Apparently the French daycare and schools (which are subsidized for everyone) have professional chefs and caregivers who make and provide fresh balanced meals every day no matter how rich or poor you are. The child learns that they do not get to choose their meals at an early stage, parents and schools plan their three course lunch and afternoon snack at weekly meetings. Damn, if we had that over here I would be over the moon. Less time grocery shopping (although I love doing this), cooking, prepping lunches in brown bags, and probably cheaper. Yet somehow I would probably be in a select few that would be happy about this. If the parents are on some crazy diet, have some food intolerance, or have religious limitations towards food (which our multicultural country is all about), it would be difficult for our schools and day cares to provide 6 different 3 course meals to suit everyone’s preferences.
Also, apparently they get a two-hour lunch break (30 minutes to eat and the remaining to digest and play). It is ridiculous for us to attempt the same things they do when our system is drastically different and with our vast amounts of different cultures living in harmony. We’d only be setting ourselves up for failure striving to be like the French. So when and if you read this book don’t focus on the “French people” and “us” factor, but rather the rules that may help you raise a healthy child with the ability to eat like a champion.

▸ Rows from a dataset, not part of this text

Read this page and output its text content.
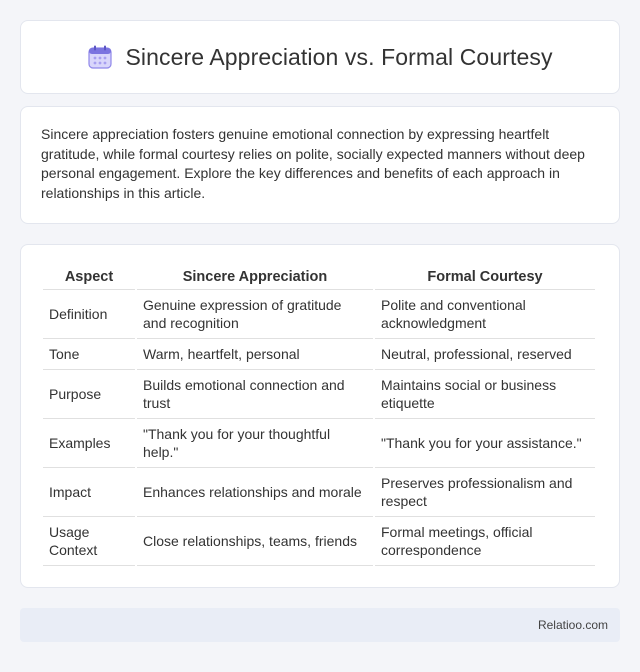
Sincere Appreciation vs. Formal Courtesy

Sincere appreciation fosters genuine emotional connection by expressing heartfelt gratitude, while formal courtesy relies on polite, socially expected manners without deep personal engagement. Explore the key differences and benefits of each approach in relationships in this article.

Aspect	Sincere Appreciation	Formal Courtesy
Definition	Genuine expression of gratitude and recognition	Polite and conventional acknowledgment
Tone	Warm, heartfelt, personal	Neutral, professional, reserved
Purpose	Builds emotional connection and trust	Maintains social or business etiquette
Examples	"Thank you for your thoughtful help."	"Thank you for your assistance."
Impact	Enhances relationships and morale	Preserves professionalism and respect
Usage Context	Close relationships, teams, friends	Formal meetings, official correspondence
Relatioo.com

Rules that I hate, love, and hope to adopt.
1: You are in charge of Food Education.
The key point here is to model healthy food habits. If you as an adult are a picky eater, chances are your child will be too. The tips they provide in the book talk about teaching the child to discuss types of foods, textures, colours, and taste. Don’t focus on labelling foods as “healthy” and “bad”, but focus on which ones have more nutrients and discuss how to incorporate all foods into their life. The book also gives ideas to help make trying new foods fun by incorporating little games at each meal.

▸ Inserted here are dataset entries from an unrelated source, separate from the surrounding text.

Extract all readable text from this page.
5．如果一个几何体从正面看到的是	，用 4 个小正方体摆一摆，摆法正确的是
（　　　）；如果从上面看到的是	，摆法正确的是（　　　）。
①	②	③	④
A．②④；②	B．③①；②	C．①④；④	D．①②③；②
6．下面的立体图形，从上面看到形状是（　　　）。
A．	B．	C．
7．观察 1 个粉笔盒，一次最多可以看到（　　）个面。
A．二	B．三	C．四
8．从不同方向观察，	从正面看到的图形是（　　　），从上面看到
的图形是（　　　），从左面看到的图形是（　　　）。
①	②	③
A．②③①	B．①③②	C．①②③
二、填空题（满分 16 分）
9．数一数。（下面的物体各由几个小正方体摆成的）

One thing that I notice with some parents in today’s world is that they expect their child to eat the same diet they are on whether it is because of ideologies, lifestyle choices, or even the convenience of cooking one meal. I strongly believe that you are robbing your child of their experiences by limiting them in which foods they can and can’t eat. Sometimes to an extreme, where a vegan lady refused to feed her older baby anything else but breast milk and the baby ended up dying. I had a discussion with my cousin recently where we commented on an awesome a mom we knew who has celiac disease. Her children are still allowed to eat wheat and gluten products, and she makes a conscious effort to allow them to eat these foods rather than restricting them. Look at it this way: I absolutely hate water and basically can’t swim, but I wouldn’t dream of robbing that experience from Oliver by not allowing him to go swimming just because I don’t like it. Same goes for food. If you don’t like tomatoes, it doesn’t mean you shouldn’t buy them and let your children taste it and experience that flavour for themselves. If you are a vegetarian please let your child eat meat and choose for themselves. Especially when they are so little and need all the carbohydrates, protein, fats, vitamins, and nutrients to grow into a healthy strong adult. So because you are in charge of their food education, teach them in every aspect that you can.

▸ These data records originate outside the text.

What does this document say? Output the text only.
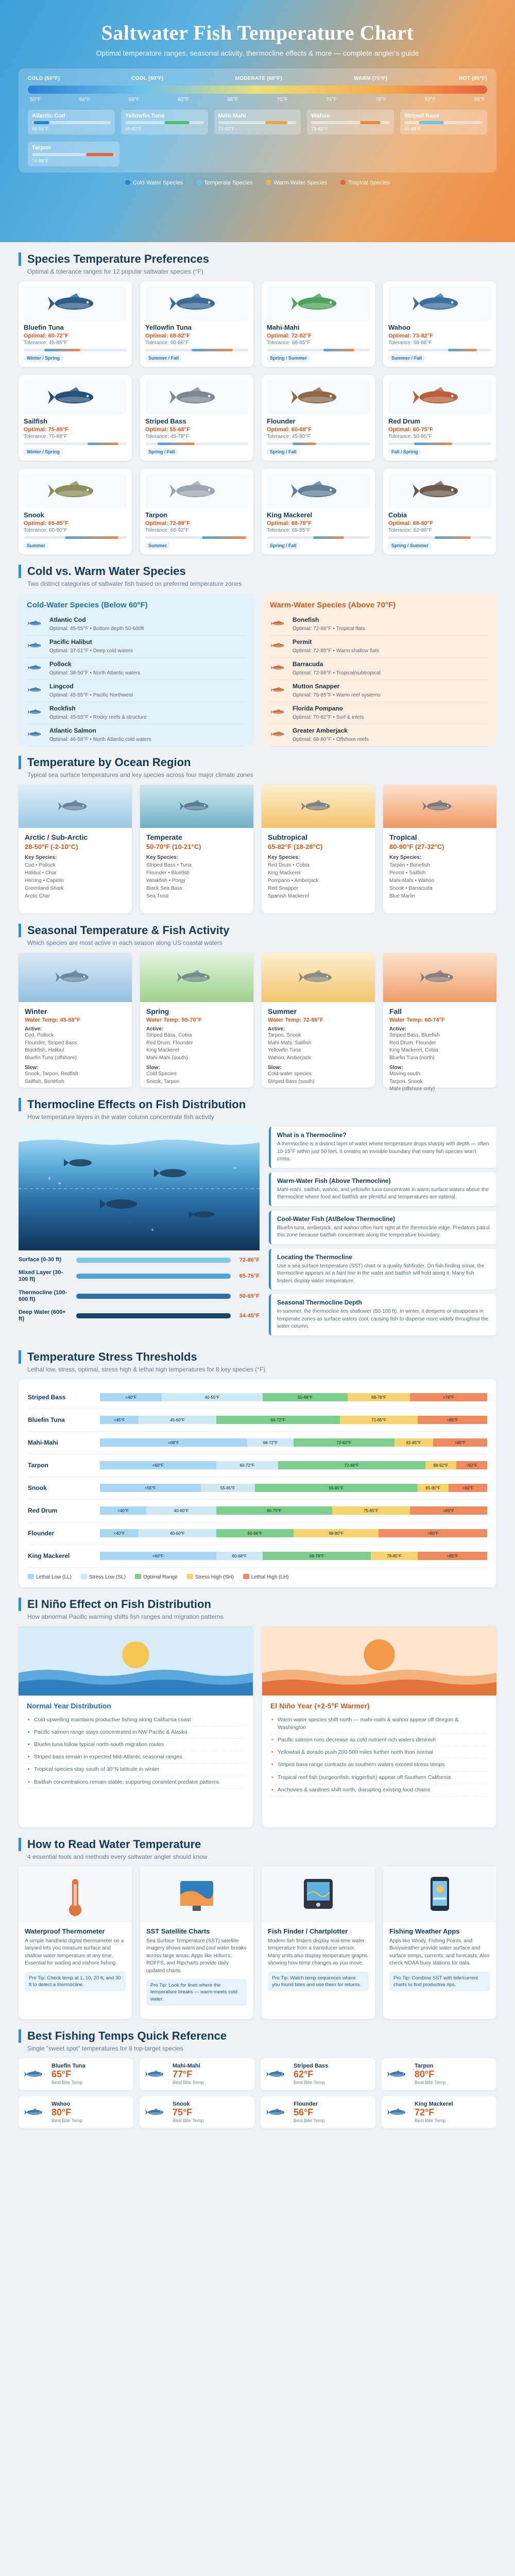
Saltwater Fish Temperature Chart

Optimal temperature ranges, seasonal activity, thermocline effects & more — complete angler's guide

COLD (50°F)	COOL (60°F)	MODERATE (68°F)	WARM (75°F)	HOT (85°F)
50°F	54°F	58°F	62°F	66°F	70°F	74°F	78°F	82°F	86°F
Atlantic Cod
45-55°F
Yellowfin Tuna
68-80°F
Mahi-Mahi
72-82°F
Wahoo
73-82°F
Striped Bass
55-68°F
Tarpon
74-88°F
Cold-Water Species	Temperate Species	Warm-Water Species	Tropical Species
Species Temperature Preferences

Optimal & tolerance ranges for 12 popular saltwater species (°F)

Bluefin Tuna
Optimal: 60-72°F
Tolerance: 45-85°F
Winter / Spring
Yellowfin Tuna
Optimal: 68-82°F
Tolerance: 60-86°F
Summer / Fall
Mahi-Mahi
Optimal: 72-82°F
Tolerance: 68-85°F
Spring / Summer
Wahoo
Optimal: 73-82°F
Tolerance: 68-86°F
Summer / Fall
Sailfish
Optimal: 75-85°F
Tolerance: 70-88°F
Winter / Spring
Striped Bass
Optimal: 55-68°F
Tolerance: 45-78°F
Spring / Fall
Flounder
Optimal: 60-68°F
Tolerance: 45-80°F
Spring / Fall
Red Drum
Optimal: 60-75°F
Tolerance: 50-85°F
Fall / Spring
Snook
Optimal: 65-85°F
Tolerance: 60-90°F
Summer
Tarpon
Optimal: 72-88°F
Tolerance: 65-92°F
Summer
King Mackerel
Optimal: 68-78°F
Tolerance: 65-85°F
Spring / Fall
Cobia
Optimal: 68-80°F
Tolerance: 62-86°F
Spring / Summer
Cold vs. Warm Water Species

Two distinct categories of saltwater fish based on preferred temperature zones

Cold-Water Species (Below 60°F)
Atlantic Cod
Optimal: 45-55°F • Bottom depth 50-600ft
Pacific Halibut
Optimal: 37-51°F • Deep cold waters
Pollock
Optimal: 38-50°F • North Atlantic waters
Lingcod
Optimal: 45-55°F • Pacific Northwest
Rockfish
Optimal: 45-55°F • Rocky reefs & structure
Atlantic Salmon
Optimal: 46-58°F • North Atlantic cold waters
Warm-Water Species (Above 70°F)
Bonefish
Optimal: 72-86°F • Tropical flats
Permit
Optimal: 72-85°F • Warm shallow flats
Barracuda
Optimal: 72-86°F • Tropical/subtropical
Mutton Snapper
Optimal: 75-85°F • Warm reef systems
Florida Pompano
Optimal: 70-82°F • Surf & inlets
Greater Amberjack
Optimal: 68-80°F • Offshore reefs
Temperature by Ocean Region

Typical sea surface temperatures and key species across four major climate zones

Arctic / Sub-Arctic
28-50°F (-2-10°C)
Key Species:
Cod • Pollock
Halibut • Char
Herring • Capelin
Greenland Shark
Arctic Char
Temperate
50-70°F (10-21°C)
Key Species:
Striped Bass • Tuna
Flounder • Bluefish
Weakfish • Porgy
Black Sea Bass
Sea Trout
Subtropical
65-82°F (18-28°C)
Key Species:
Red Drum • Cobia
King Mackerel
Pompano • Amberjack
Red Snapper
Spanish Mackerel
Tropical
80-90°F (27-32°C)
Key Species:
Tarpon • Bonefish
Permit • Sailfish
Mahi-Mahi • Wahoo
Snook • Barracuda
Blue Marlin
Seasonal Temperature & Fish Activity

Which species are most active in each season along US coastal waters

Winter
Water Temp: 45-58°F
Active:
Cod, Pollock
Flounder, Striped Bass
Blackfish, Halibut
Bluefin Tuna (offshore)
Slow:
Snook, Tarpon, Redfish
Sailfish, Bonefish
Spring
Water Temp: 55-70°F
Active:
Striped Bass, Cobia
Red Drum, Flounder
King Mackerel
Mahi-Mahi (south)
Slow:
Cold Species
Snook, Tarpon
Summer
Water Temp: 72-86°F
Active:
Tarpon, Snook
Mahi-Mahi, Sailfish
Yellowfin Tuna
Wahoo, Amberjack
Slow:
Cold-water species
Striped Bass (south)
Fall
Water Temp: 60-74°F
Active:
Striped Bass, Bluefish
Red Drum, Flounder
King Mackerel, Cobia
Bluefin Tuna (north)
Slow:
Moving south:
Tarpon, Snook
Mahi (offshore only)
Thermocline Effects on Fish Distribution

How temperature layers in the water column concentrate fish activity

Surface (0-30 ft)	72-86°F
Mixed Layer (30-100 ft)	65-75°F
Thermocline (100-600 ft)	50-65°F
Deep Water (600+ ft)	34-45°F
What is a Thermocline?

A thermocline is a distinct layer of water where temperature drops sharply with depth — often 10-15°F within just 50 feet. It creates an invisible boundary that many fish species won't cross.

Warm-Water Fish (Above Thermocline)

Mahi-mahi, sailfish, wahoo, and yellowfin tuna concentrate in warm surface waters above the thermocline where food and baitfish are plentiful and temperatures are optimal.

Cool-Water Fish (At/Below Thermocline)

Bluefin tuna, amberjack, and wahoo often hunt right at the thermocline edge. Predators patrol this zone because baitfish concentrate along the temperature boundary.

Locating the Thermocline

Use a sea surface temperature (SST) chart or a quality fishfinder. On fish-finding sonar, the thermocline appears as a faint line in the water and baitfish will hold along it. Many fish finders display water temperature.

Seasonal Thermocline Depth

In summer, the thermocline lies shallower (50-100 ft). In winter, it deepens or disappears in temperate zones as surface waters cool, causing fish to disperse more widely throughout the water column.

Temperature Stress Thresholds

Lethal low, stress, optimal, stress high & lethal high temperatures for 8 key species (°F)

Striped Bass	<40°F	40-55°F	55-68°F	68-78°F	>78°F
Bluefin Tuna	<45°F	45-60°F	60-72°F	72-85°F	>85°F
Mahi-Mahi	<68°F	68-72°F	72-82°F	82-85°F	>85°F
Tarpon	<60°F	60-72°F	72-88°F	88-92°F	>92°F
Snook	<55°F	55-65°F	65-85°F	85-90°F	>90°F
Red Drum	<40°F	40-60°F	60-75°F	75-85°F	>85°F
Flounder	<40°F	40-60°F	60-68°F	68-80°F	>80°F
King Mackerel	<60°F	60-68°F	68-78°F	78-85°F	>85°F
Lethal Low (LL)	Stress Low (SL)	Optimal Range	Stress High (SH)	Lethal High (LH)
El Niño Effect on Fish Distribution

How abnormal Pacific warming shifts fish ranges and migration patterns

Normal Year Distribution
• Cold upwelling maintains productive fishing along California coast
• Pacific salmon range stays concentrated in NW Pacific & Alaska
• Bluefin tuna follow typical north-south migration routes
• Striped bass remain in expected Mid-Atlantic seasonal ranges
• Tropical species stay south of 30°N latitude in winter
• Baitfish concentrations remain stable, supporting consistent predator patterns
El Niño Year (+2-5°F Warmer)
• Warm-water species shift north — mahi-mahi & wahoo appear off Oregon & Washington
• Pacific salmon runs decrease as cold nutrient-rich waters diminish
• Yellowtail & dorado push 200-500 miles further north than normal
• Striped bass range contracts as southern waters exceed stress temps
• Tropical reef fish (surgeonfish, triggerfish) appear off Southern California
• Anchovies & sardines shift north, disrupting existing food chains
How to Read Water Temperature

4 essential tools and methods every saltwater angler should know

Waterproof Thermometer

A simple handheld digital thermometer on a lanyard lets you measure surface and shallow water temperature at any time. Essential for wading and inshore fishing.

Pro Tip: Check temp at 1, 10, 20 ft, and 30 ft to detect a thermocline.
SST Satellite Charts

Sea Surface Temperature (SST) satellite imagery shows warm and cool water breaks across large areas. Apps like Hilton's, ROFFS, and Ripcharts provide daily updated charts.

Pro Tip: Look for lines where the temperature breaks — warm meets cold water.
Fish Finder / Chartplotter

Modern fish finders display real-time water temperature from a transducer sensor. Many units also display temperature graphs showing how temp changes as you move.

Pro Tip: Watch temp sequences where you found bites and use them for returns.
Fishing Weather Apps

Apps like Windy, Fishing Points, and Buoyweather provide water surface and surface temps, currents, and forecasts. Also check NOAA buoy stations for data.

Pro Tip: Combine SST with tide/current charts to find productive rips.
Best Fishing Temps Quick Reference

Single "sweet spot" temperatures for 8 top-target species

Bluefin Tuna
65°F
Best Bite Temp
Mahi-Mahi
77°F
Best Bite Temp
Striped Bass
62°F
Best Bite Temp
Tarpon
80°F
Best Bite Temp
Wahoo
80°F
Best Bite Temp
Snook
75°F
Best Bite Temp
Flounder
56°F
Best Bite Temp
King Mackerel
72°F
Best Bite Temp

Here is a few link about parent’s dietary decisions affecting their babies:
2: Avoid emotional eating. No food rewards and/or bribes.
I understand the basis for this rule and why it would be beneficial, however I like the idea that if you wanted to incorporate a reward, make it a fruit or vegetable. A small treat/dessert will be provided at the end of every dinner, making it something they look forward too. This then reduces the fear and fixation on calories, obesity, and that certain foods are taboo (making them want it even more). My husband and friends have this discussion several times throughout the year. When he was living in Japan, I went to visit and noticed that you could buy alcohol from vending machines that were in walking distance of every house. At first I was like “Hell yeah”, but then wondered about how this might lead to underage drinking. Answer, it doesn’t. Children over there don’t see it as a special thing, therefore are less likely to abuse the readily available alcoholic drinks. Their first reaction isn’t like mine (pure excitement thinking that I was breaking a rule) … but that is because I was raised to believe alcohol is dangerous and unobtainable until you turn 18. I remember friends sneaking drinks from their parents liquor cabinet, fake identification cards to get into bars, and several other sneaky ways to get a drink because they were not allowed to and were constantly told so. The same rules apply to food. If fast foods, treats, desserts, and candies are not prohibited and taught to be enjoyed on special occasions, then the same effect occurs where they are less likely to binge, sneak food, and eat emotionally. It will be tough for us to stick to this rule, but something to work towards.
3. Parents schedule meals and menus. Kids eat what adults eat, no short order cooking.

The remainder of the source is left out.